ネット選挙が”メディア変革”をもたらす

私が感じたメディアイノベーションの胎動

テレビというメディアを、誰よりもうまく使った小泉純一郎元首相(撮影:尾形文繁)

※初回の記事はこちら:ぶっちゃけ、ネットで政治は変わるのか?

※前回の記事はこちら:ヤンキーとネトウヨが日本を支配する日

選挙の現場視点から「ネットと政治」を考える3部作。最終回は、ネット選挙の解禁がマスメディアに及ぼす影響について考えたい。「東洋経済オンライン」を愛読する20~30代のビジネスパーソンは、「デジタルネイティブ」と言われる世代。新聞を購読しないばかりか、テレビも持たない人もいると聞く。日々のニュースは「ヤフトピ」や日経電子版で接する程度だろうか。私より上の世代ほどにはマスコミへのあこがれもないだろうし、今回のテーマは興味を持ちづらいかもしれない。

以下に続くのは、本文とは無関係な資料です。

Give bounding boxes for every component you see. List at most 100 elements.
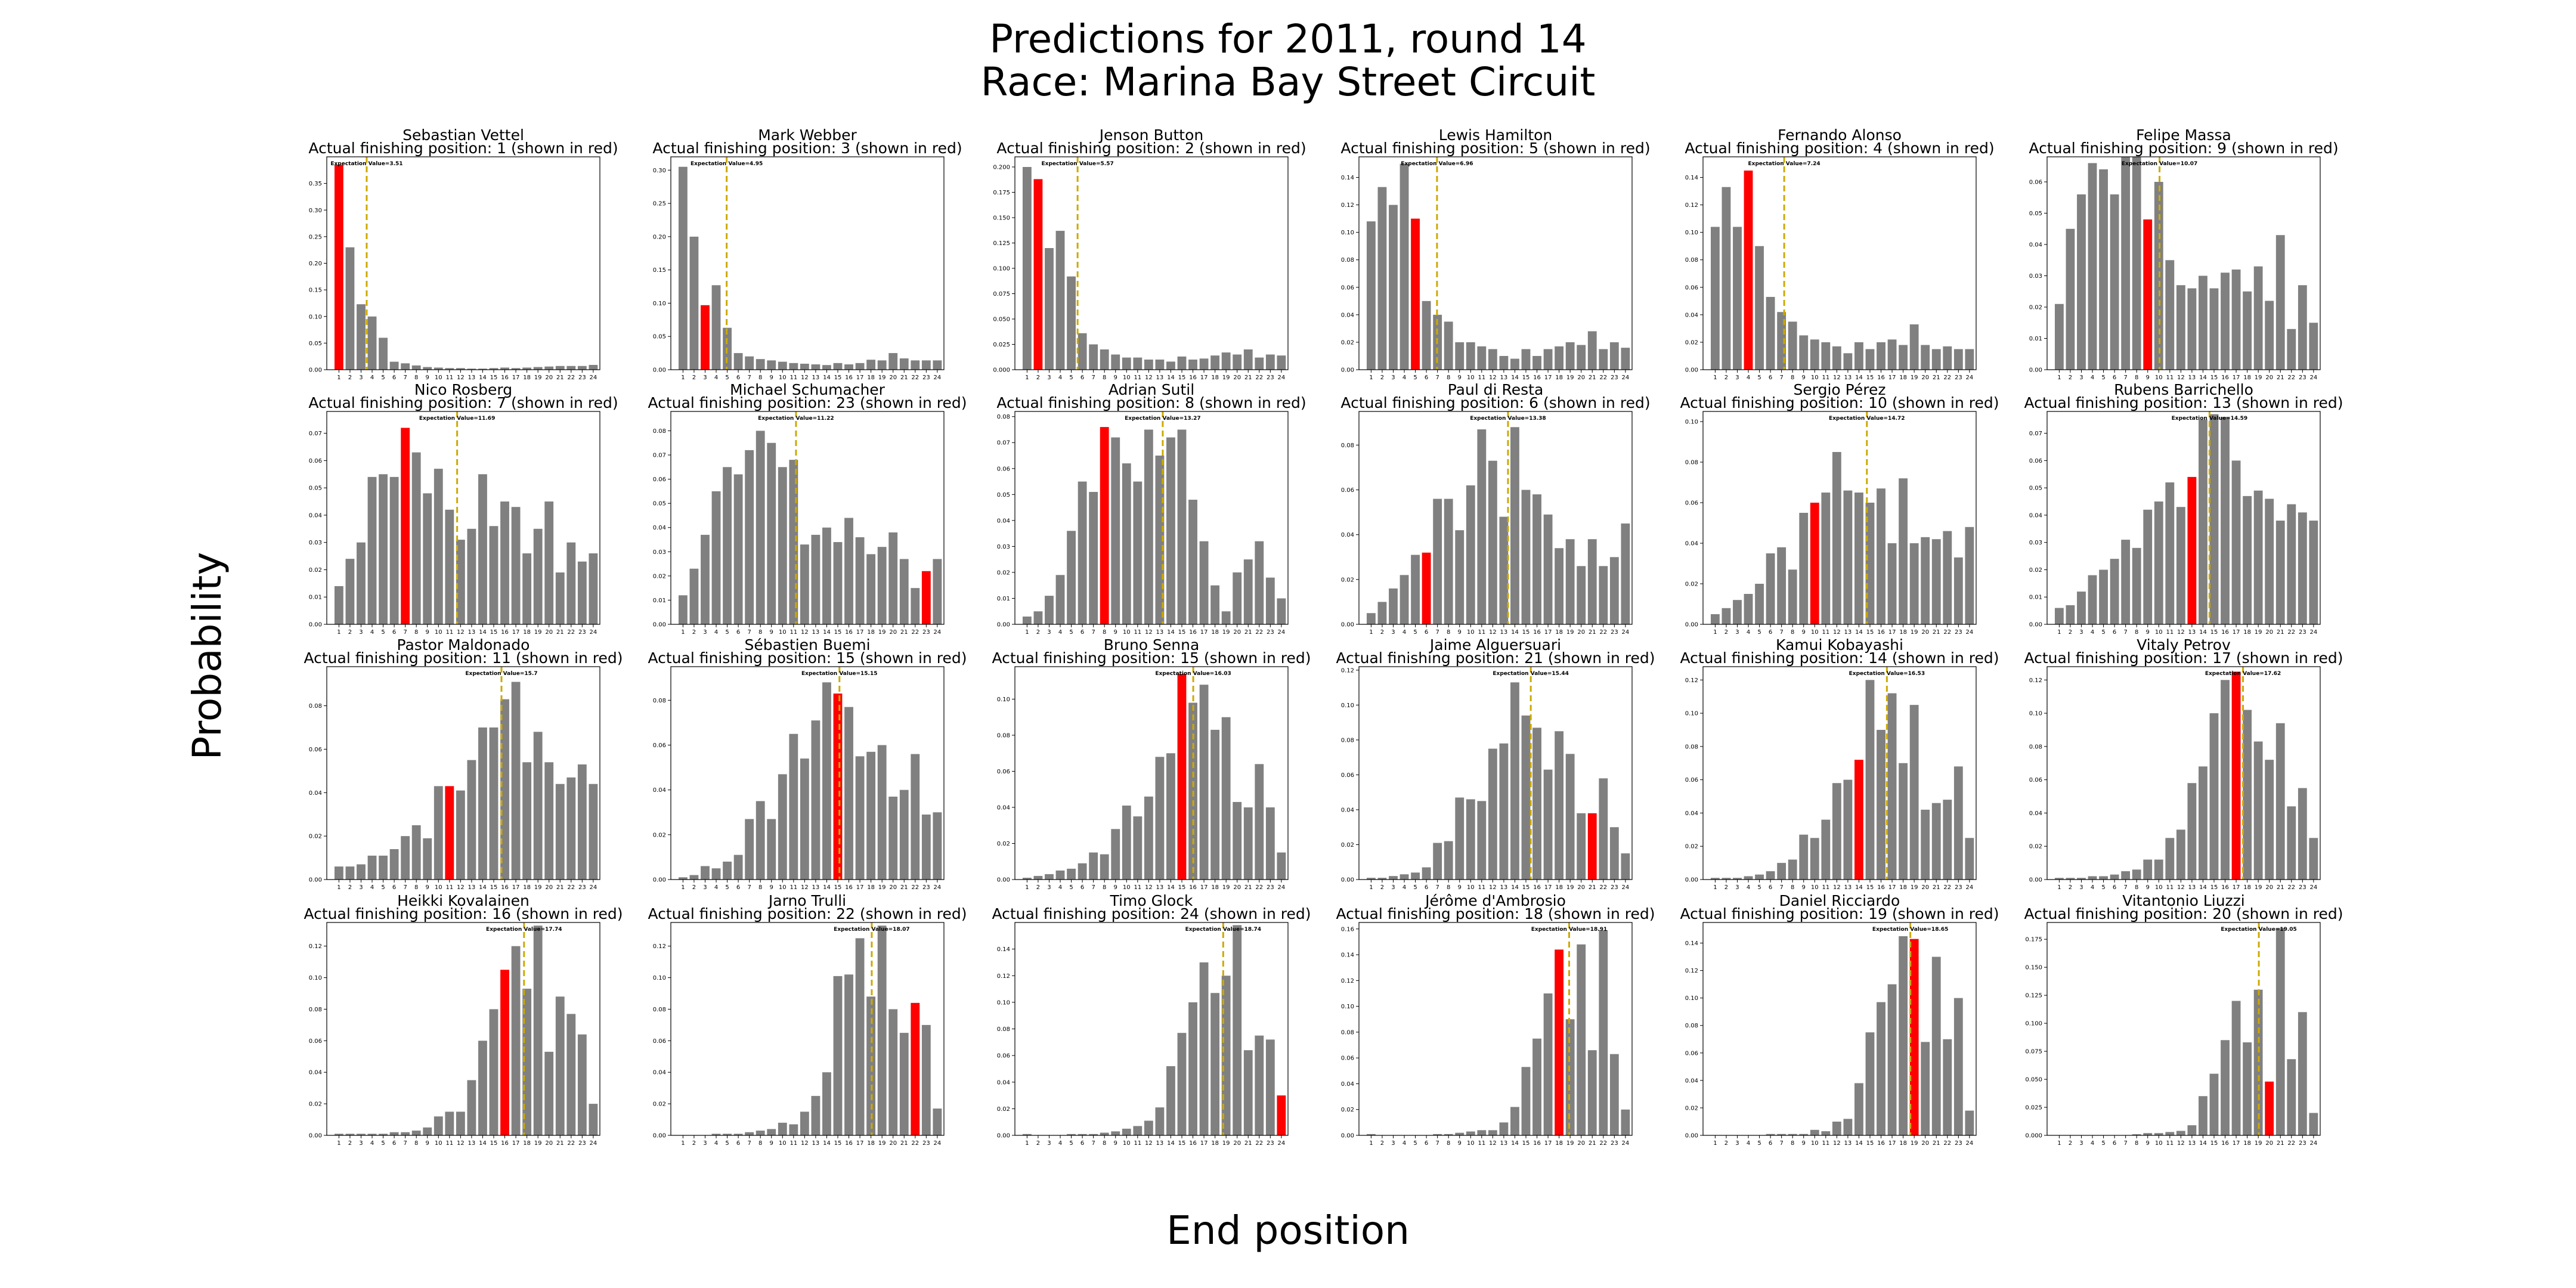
bar <box>1843 1119 1853 1135</box>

しかし、この半世紀、テレビの影響で政治の現場が動かされてきたのも事実だ。「政治とメディア」の関係性を有権者として意識しておくことは、投票先を自分のアタマで考えるために必要だろう。ネット選挙解禁と呼応するように、メディア業界に変革の兆しが出ていることも紹介したい。

政治家も記者も「伝統芸能」化

候補者がたすきをかけ、選挙カーや拡声器で一方的に訴えかける――。皆さんも朝の通勤途中に駅前で見たことがあるはずだが、大半の方はシカトして早く会社に向かいたいだろう。みんなの党の山田太郎・参院議員は、都知事選で家入一真氏と対談した際、「品川駅だと何万人の通勤客に無視される。最初の頃は心が折れそうになった」と苦笑していた。必ずしも生産的とは思えない従来の選挙活動を、私はしばしば「伝統芸能」化していると感じる。